ヤベヒロシ

なぜ君は総理大臣になれないのかのヤベヒロシのレビュー・感想・評価

4.5
なぜ君は総理大臣になれないのか。

その答えは割と最初から示されており、このタイトルの真意は、疑問ではなく問題提起となっている。

確かに政治ドキュメンタリーではあるが、政策の押し付けや批判というよりかは、不条理と向き合うある一人の男の生き様が描かれている名作だ。
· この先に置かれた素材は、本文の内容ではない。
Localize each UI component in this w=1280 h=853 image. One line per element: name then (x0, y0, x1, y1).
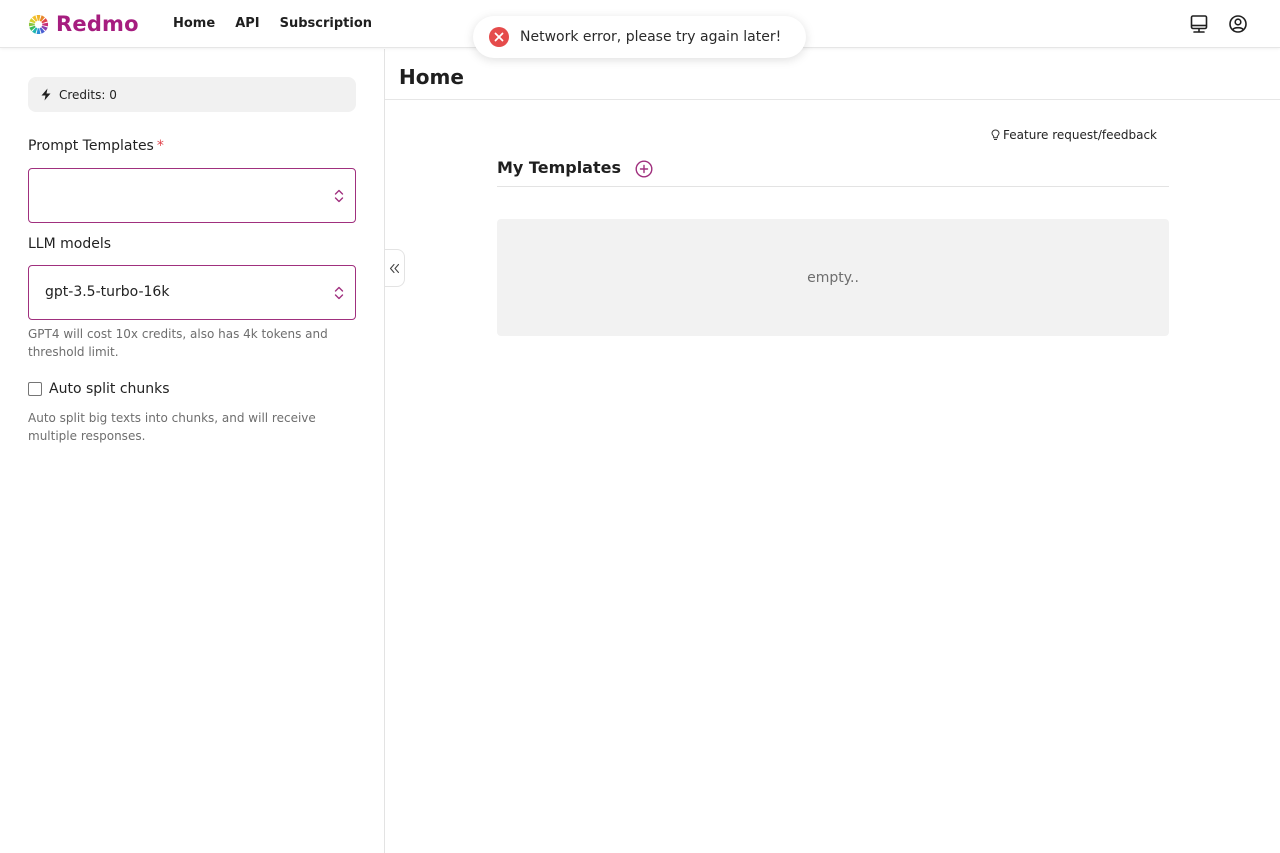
llm-model-value: gpt-3.5-turbo-16k (45, 284, 170, 300)
feedback-link[interactable]: Feature request/feedback (991, 128, 1157, 142)
bolt-icon (41, 88, 51, 101)
toast-message: Network error, please try again later! (520, 29, 782, 45)
nav-subscription[interactable]: Subscription (280, 16, 372, 32)
feedback-link-text: Feature request/feedback (1003, 128, 1157, 142)
nav-api[interactable]: API (235, 16, 259, 32)
page-title: Home (399, 65, 464, 89)
empty-text: empty.. (807, 269, 859, 286)
main-nav: Home API Subscription (173, 16, 392, 32)
brand-logo[interactable]: Redmo (28, 12, 139, 36)
auto-split-checkbox[interactable] (28, 382, 42, 396)
settings-sidebar: Credits: 0 Prompt Templates * LLM models … (0, 49, 385, 853)
brand-name: Redmo (56, 12, 139, 36)
auto-split-row: Auto split chunks (28, 381, 170, 397)
error-x-icon (489, 27, 509, 47)
prompt-templates-label-text: Prompt Templates (28, 138, 154, 154)
nav-home[interactable]: Home (173, 16, 215, 32)
book-icon[interactable] (1189, 14, 1209, 34)
collapse-sidebar-button[interactable] (385, 249, 405, 287)
title-divider (385, 99, 1280, 100)
credits-label: Credits: 0 (59, 87, 117, 102)
llm-models-label: LLM models (28, 236, 112, 252)
templates-empty-state: empty.. (497, 219, 1169, 336)
error-toast: Network error, please try again later! (473, 16, 806, 58)
my-templates-title: My Templates (497, 158, 621, 177)
llm-models-hint: GPT4 will cost 10x credits, also has 4k … (28, 327, 328, 359)
chevron-updown-icon (334, 286, 344, 300)
my-templates-header: My Templates (497, 158, 1169, 187)
prompt-templates-label: Prompt Templates * (28, 138, 164, 154)
logo-flower-icon (28, 14, 49, 34)
credits-badge: Credits: 0 (28, 77, 356, 112)
required-mark: * (156, 138, 164, 154)
main-content: Home Feature request/feedback My Templat… (385, 49, 1280, 853)
auto-split-label[interactable]: Auto split chunks (49, 381, 170, 397)
user-circle-icon[interactable] (1228, 14, 1248, 34)
auto-split-hint: Auto split big texts into chunks, and wi… (28, 411, 316, 443)
chevron-updown-icon (334, 189, 344, 203)
llm-models-select[interactable]: gpt-3.5-turbo-16k (28, 265, 356, 320)
add-circle-icon[interactable] (635, 160, 653, 178)
prompt-templates-select[interactable] (28, 168, 356, 223)
double-chevron-left-icon (389, 263, 400, 274)
lightbulb-icon (991, 129, 1000, 140)
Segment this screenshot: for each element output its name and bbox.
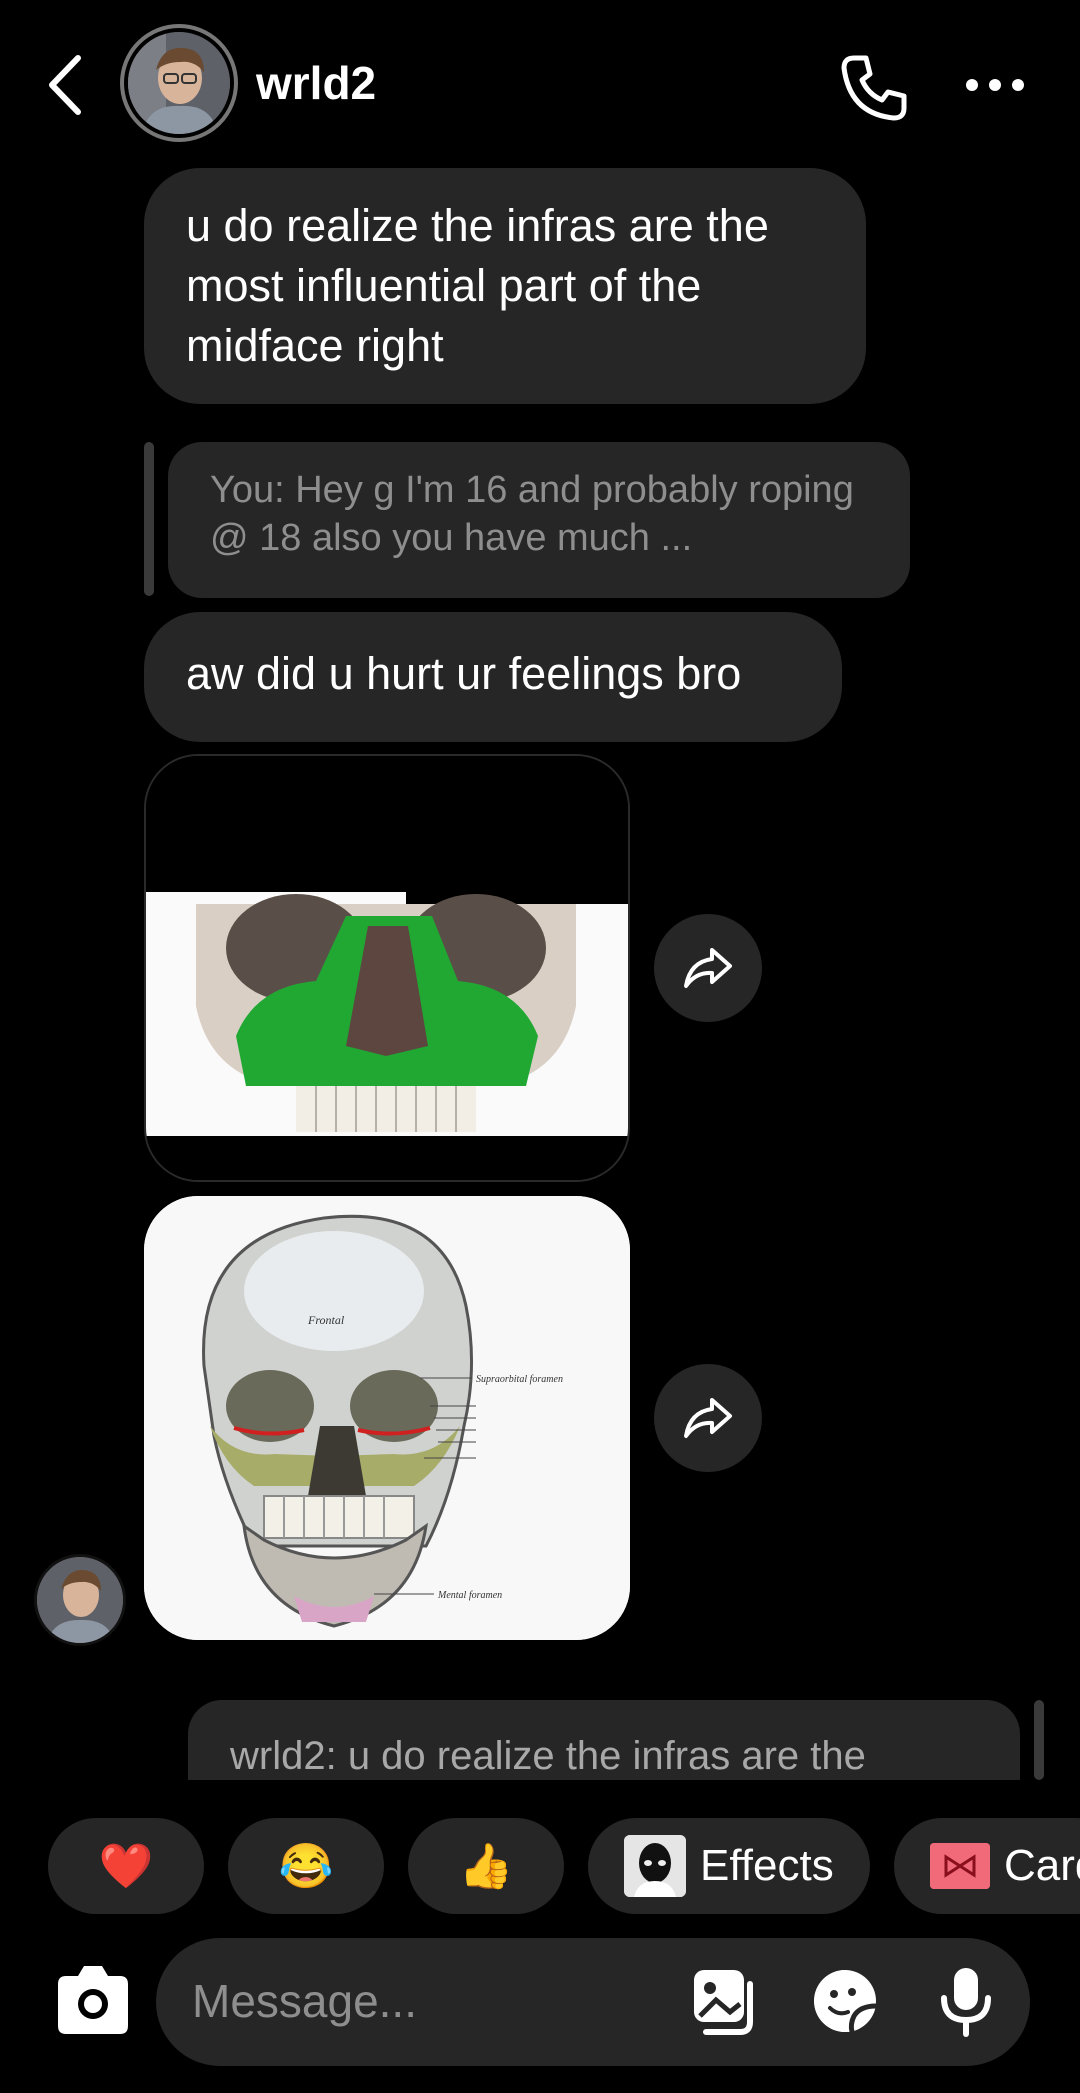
received-message[interactable]: aw did u hurt ur feelings bro xyxy=(144,612,842,742)
sticker-icon[interactable] xyxy=(810,1966,880,2036)
effects-label: Effects xyxy=(700,1841,834,1890)
profile-avatar[interactable] xyxy=(120,24,238,142)
phone-call-icon[interactable] xyxy=(836,50,912,126)
reply-indicator-bar xyxy=(144,442,154,596)
quick-reaction-laugh[interactable]: 😂 xyxy=(228,1818,384,1914)
quick-reaction-heart[interactable]: ❤️ xyxy=(48,1818,204,1914)
quick-reaction-thumbs-up[interactable]: 👍 xyxy=(408,1818,564,1914)
label-mental: Mental foramen xyxy=(437,1590,502,1601)
effects-thumbnail xyxy=(624,1835,686,1897)
back-icon[interactable] xyxy=(40,50,90,120)
skull-maxilla-image[interactable] xyxy=(144,754,630,1182)
skull-anatomy-image[interactable]: Frontal Supraorbital foramen Mental fora… xyxy=(144,1196,630,1640)
more-options-icon[interactable] xyxy=(964,70,1026,100)
avatar-image xyxy=(128,32,230,134)
gallery-icon[interactable] xyxy=(690,1966,762,2038)
sender-avatar[interactable] xyxy=(34,1554,126,1646)
card-label: Card xyxy=(1004,1841,1080,1890)
gift-card-icon xyxy=(930,1843,990,1889)
received-message[interactable]: u do realize the infras are the most inf… xyxy=(144,168,866,404)
microphone-icon[interactable] xyxy=(936,1966,996,2038)
chat-username[interactable]: wrld2 xyxy=(256,56,376,110)
card-button[interactable]: Card xyxy=(894,1818,1080,1914)
label-supraorbital: Supraorbital foramen xyxy=(476,1374,563,1385)
camera-icon[interactable] xyxy=(50,1962,136,2042)
share-arrow-icon xyxy=(684,1398,732,1438)
share-arrow-icon xyxy=(684,948,732,988)
label-frontal: Frontal xyxy=(307,1313,345,1327)
share-button[interactable] xyxy=(654,1364,762,1472)
reply-indicator-bar xyxy=(1034,1700,1044,1780)
effects-button[interactable]: Effects xyxy=(588,1818,870,1914)
message-input[interactable]: Message... xyxy=(192,1974,417,2028)
share-button[interactable] xyxy=(654,914,762,1022)
replied-to-message[interactable]: You: Hey g I'm 16 and probably roping @ … xyxy=(168,442,910,598)
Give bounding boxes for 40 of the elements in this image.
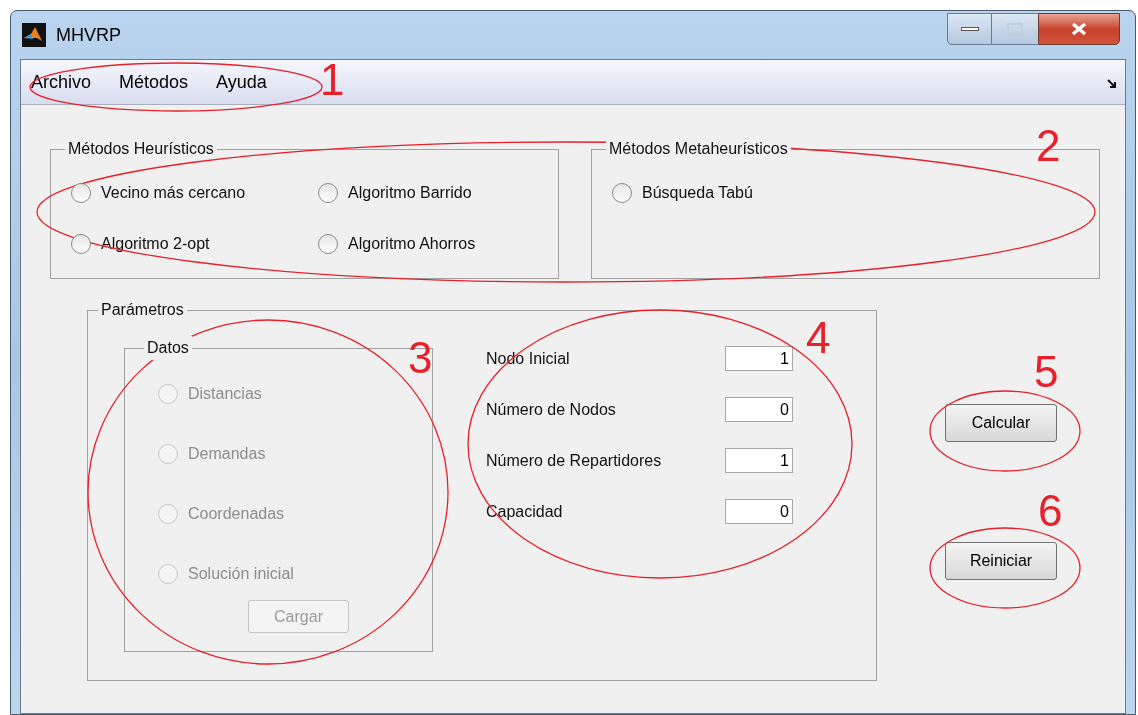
radio-label: Algoritmo 2-opt	[101, 234, 210, 254]
field-label: Número de Nodos	[486, 399, 617, 420]
panel-title: Métodos Heurísticos	[67, 139, 215, 159]
radio-label: Búsqueda Tabú	[642, 183, 753, 203]
menu-item[interactable]: Métodos	[119, 68, 189, 96]
window-title: MHVRP	[56, 23, 121, 47]
field-label: Número de Repartidores	[486, 450, 663, 471]
radio-button[interactable]	[318, 234, 338, 254]
app-logo-icon	[22, 23, 46, 47]
radio-label: Vecino más cercano	[101, 183, 246, 203]
annotation-number: 2	[1036, 124, 1061, 168]
calculate-button[interactable]: Calcular	[945, 404, 1057, 442]
annotation-number: 1	[320, 58, 345, 102]
input-field[interactable]: 1	[725, 346, 793, 371]
annotation-number: 5	[1034, 350, 1059, 394]
input-field[interactable]: 0	[725, 499, 793, 524]
radio-button[interactable]	[71, 234, 91, 254]
annotation-number: 3	[408, 336, 433, 380]
input-field[interactable]: 1	[725, 448, 793, 473]
radio-label: Demandas	[188, 444, 266, 464]
radio-label: Coordenadas	[188, 504, 285, 524]
maximize-button[interactable]	[992, 13, 1038, 45]
dock-arrow-icon[interactable]	[1107, 79, 1117, 89]
radio-button[interactable]	[318, 183, 338, 203]
input-field[interactable]: 0	[725, 397, 793, 422]
minimize-button[interactable]	[947, 13, 992, 45]
radio-label: Algoritmo Ahorros	[348, 234, 476, 254]
radio-label: Solución inicial	[188, 564, 294, 584]
radio-button[interactable]	[612, 183, 632, 203]
reset-button[interactable]: Reiniciar	[945, 542, 1057, 580]
annotation-number: 4	[806, 316, 831, 360]
radio-label: Algoritmo Barrido	[348, 183, 472, 203]
close-button[interactable]	[1038, 13, 1120, 45]
menu-item[interactable]: Archivo	[31, 68, 92, 96]
close-icon	[1070, 22, 1088, 36]
panel-title: Parámetros	[100, 300, 185, 320]
annotation-number: 6	[1038, 489, 1063, 533]
menu-item[interactable]: Ayuda	[216, 68, 267, 96]
radio-button[interactable]	[71, 183, 91, 203]
radio-label: Distancias	[188, 384, 262, 404]
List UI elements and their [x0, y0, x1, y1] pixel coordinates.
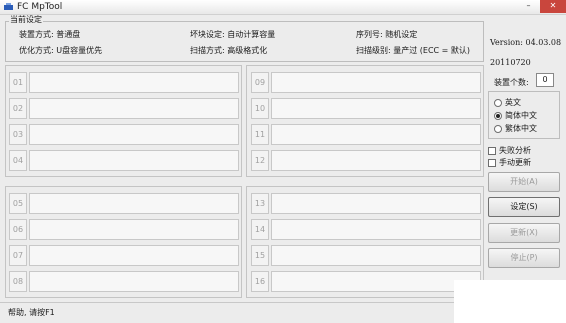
port-status-bar [271, 193, 481, 214]
device-count-label: 装置个数: [494, 78, 529, 87]
port-status-bar [271, 245, 481, 266]
port-number: 06 [9, 219, 27, 240]
port-number: 01 [9, 72, 27, 93]
failure-analysis-label: 失败分析 [499, 146, 531, 155]
port-number: 03 [9, 124, 27, 145]
radio-english[interactable]: 英文 [494, 98, 521, 108]
current-settings-title: 当前设定 [9, 15, 43, 25]
setting-scan-mode: 扫描方式: 高级格式化 [190, 46, 268, 55]
port-status-bar [29, 98, 239, 119]
radio-english-circle[interactable] [494, 98, 502, 107]
port-number: 05 [9, 193, 27, 214]
port-number: 04 [9, 150, 27, 171]
title-bar: FC MpTool – ✕ [0, 0, 566, 15]
port-number: 13 [251, 193, 269, 214]
port-status-bar [29, 72, 239, 93]
port-status-bar [271, 219, 481, 240]
port-status-bar [29, 245, 239, 266]
close-button[interactable]: ✕ [540, 0, 566, 13]
port-number: 09 [251, 72, 269, 93]
radio-traditional-chinese-circle[interactable] [494, 124, 502, 133]
device-count-field: 0 [536, 73, 554, 87]
port-status-bar [271, 72, 481, 93]
failure-analysis-box[interactable] [488, 146, 496, 155]
settings-button[interactable]: 设定(S) [488, 197, 560, 217]
port-status-bar [29, 219, 239, 240]
port-number: 16 [251, 271, 269, 292]
port-number: 15 [251, 245, 269, 266]
radio-traditional-chinese[interactable]: 繁体中文 [494, 124, 537, 134]
port-number: 02 [9, 98, 27, 119]
manual-update-checkbox[interactable]: 手动更新 [488, 158, 531, 168]
radio-simplified-chinese-circle[interactable] [494, 111, 502, 120]
port-status-bar [271, 98, 481, 119]
port-number: 11 [251, 124, 269, 145]
setting-device-mode: 装置方式: 普通盘 [19, 30, 81, 39]
port-number: 08 [9, 271, 27, 292]
stop-button[interactable]: 停止(P) [488, 248, 560, 268]
port-status-bar [271, 124, 481, 145]
port-status-bar [271, 271, 481, 292]
app-usb-icon [4, 3, 13, 10]
window-title: FC MpTool [17, 2, 63, 12]
port-number: 07 [9, 245, 27, 266]
app-window: FC MpTool – ✕ 当前设定 装置方式: 普通盘 坏块设定: 自动计算容… [0, 0, 566, 323]
minimize-button[interactable]: – [520, 0, 537, 13]
manual-update-box[interactable] [488, 158, 496, 167]
start-button[interactable]: 开始(A) [488, 172, 560, 192]
setting-optimize-mode: 优化方式: U盘容量优先 [19, 46, 103, 55]
port-status-bar [271, 150, 481, 171]
version-label: Version: 04.03.08 [490, 38, 562, 47]
radio-simplified-chinese[interactable]: 简体中文 [494, 111, 537, 121]
port-number: 14 [251, 219, 269, 240]
update-button[interactable]: 更新(X) [488, 223, 560, 243]
port-status-bar [29, 124, 239, 145]
status-help-text: 帮助, 请按F1 [8, 308, 55, 317]
blank-area [454, 280, 566, 323]
radio-simplified-chinese-label: 简体中文 [505, 111, 537, 120]
setting-bad-block: 坏块设定: 自动计算容量 [190, 30, 276, 39]
setting-serial-number: 序列号: 随机设定 [356, 30, 418, 39]
port-number: 12 [251, 150, 269, 171]
setting-scan-level: 扫描级别: 量产过 (ECC = 默认) [356, 46, 471, 55]
radio-traditional-chinese-label: 繁体中文 [505, 124, 537, 133]
port-number: 10 [251, 98, 269, 119]
port-status-bar [29, 271, 239, 292]
port-status-bar [29, 150, 239, 171]
manual-update-label: 手动更新 [499, 158, 531, 167]
radio-english-label: 英文 [505, 98, 521, 107]
build-date: 20110720 [490, 58, 531, 67]
port-status-bar [29, 193, 239, 214]
failure-analysis-checkbox[interactable]: 失败分析 [488, 146, 531, 156]
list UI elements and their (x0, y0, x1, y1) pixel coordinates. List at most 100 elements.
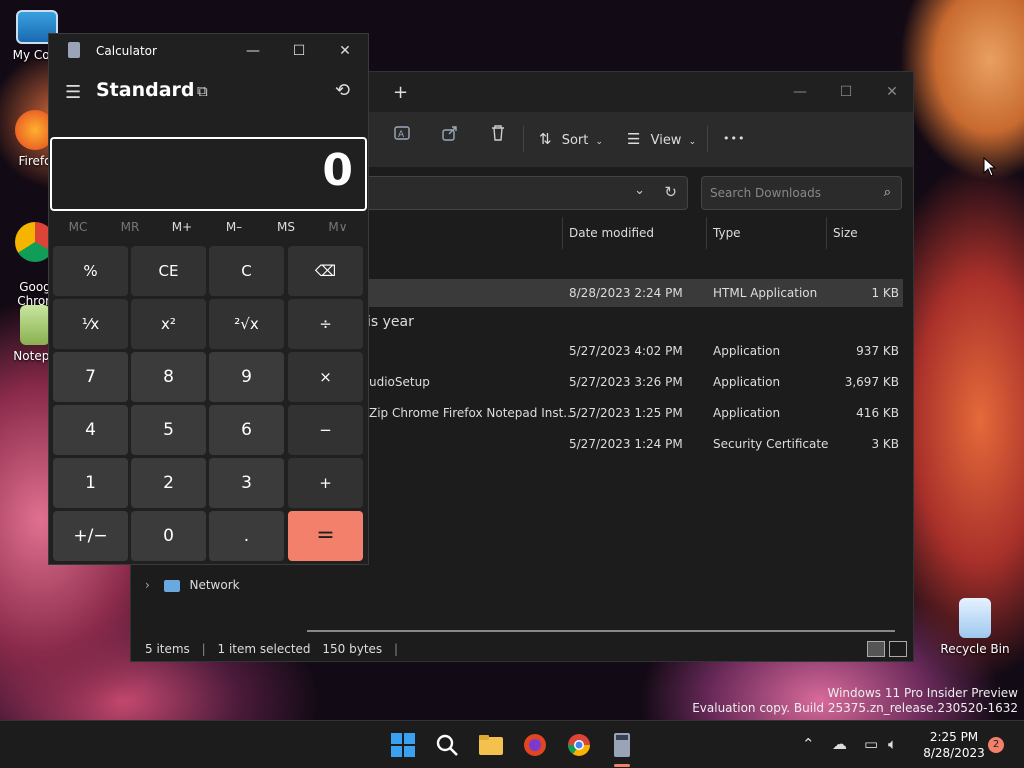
explorer-maximize-button[interactable]: ☐ (823, 78, 869, 106)
memory-store-button[interactable]: MS (261, 220, 311, 234)
rename-icon[interactable]: A (393, 124, 411, 154)
calculator-mode-title: Standard (96, 79, 195, 101)
explorer-close-button[interactable]: ✕ (869, 78, 915, 106)
square-button[interactable]: x² (131, 299, 206, 349)
column-header-type[interactable]: Type (706, 217, 826, 249)
more-options-button[interactable]: ••• (723, 124, 745, 154)
square-root-button[interactable]: ²√x (209, 299, 284, 349)
chevron-right-icon[interactable]: › (145, 578, 150, 592)
column-header-row: Date modified Type Size (301, 217, 907, 249)
file-date: 8/28/2023 2:24 PM (569, 286, 683, 300)
digit-4-button[interactable]: 4 (53, 405, 128, 455)
memory-add-button[interactable]: M+ (157, 220, 207, 234)
address-bar[interactable]: s ⌄ ↻ (331, 176, 688, 210)
refresh-icon[interactable]: ↻ (664, 183, 677, 201)
desktop-icon-label: Recycle Bin (940, 642, 1010, 656)
file-type: Application (713, 344, 781, 358)
onedrive-icon[interactable]: ☁ (832, 735, 847, 753)
file-size: 416 KB (856, 406, 899, 420)
digit-5-button[interactable]: 5 (131, 405, 206, 455)
chevron-down-icon[interactable]: ⌄ (634, 183, 645, 198)
details-view-button[interactable] (867, 641, 885, 657)
digit-7-button[interactable]: 7 (53, 352, 128, 402)
memory-row: MC MR M+ M– MS M∨ (53, 220, 365, 240)
column-header-date[interactable]: Date modified (562, 217, 706, 249)
horizontal-scrollbar[interactable] (307, 630, 895, 632)
memory-subtract-button[interactable]: M– (209, 220, 259, 234)
status-selected-size: 150 bytes (322, 642, 383, 656)
clear-button[interactable]: C (209, 246, 284, 296)
file-row[interactable]: Zip Chrome Firefox Notepad Inst... 5/27/… (301, 399, 903, 427)
calculator-display: 0 (50, 137, 367, 211)
mouse-cursor-icon (983, 157, 997, 177)
file-size: 3 KB (871, 437, 899, 451)
start-button-windows-icon[interactable] (389, 731, 417, 759)
chrome-taskbar-icon[interactable] (565, 731, 593, 759)
view-label: View (650, 133, 682, 148)
digit-9-button[interactable]: 9 (209, 352, 284, 402)
file-date: 5/27/2023 3:26 PM (569, 375, 683, 389)
file-explorer-taskbar-icon[interactable] (477, 731, 505, 759)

理想と信念で動かしていくべき本来の政治の意図から外れ、どれだけ長いものに巻かれるかだけの政治になってしまっている中で、どこまで変わらずにいられるか。

涙が出るくらい真っ直ぐで実直な人間が、ここまで報われないのかと溜息が何度も出る。

報われてほしい。
でもきっと無理なんだろうな。

憤りよりも諦めの観念が鑑賞者を襲うのは、アカデミー作品賞をとった「新聞記者」にひとつ通ずる部分があるかもしれない。

私自身、初めて自民党以外の政治家に関心を持ち、ツイッターまでフォローしてしまった。
きっと他の政治家の中でも、こういう気概を持った人間がまだいるのではないかという新しい希望も感じる分、今の政治に無関心な人間にもぜひ観てほしい作品だ。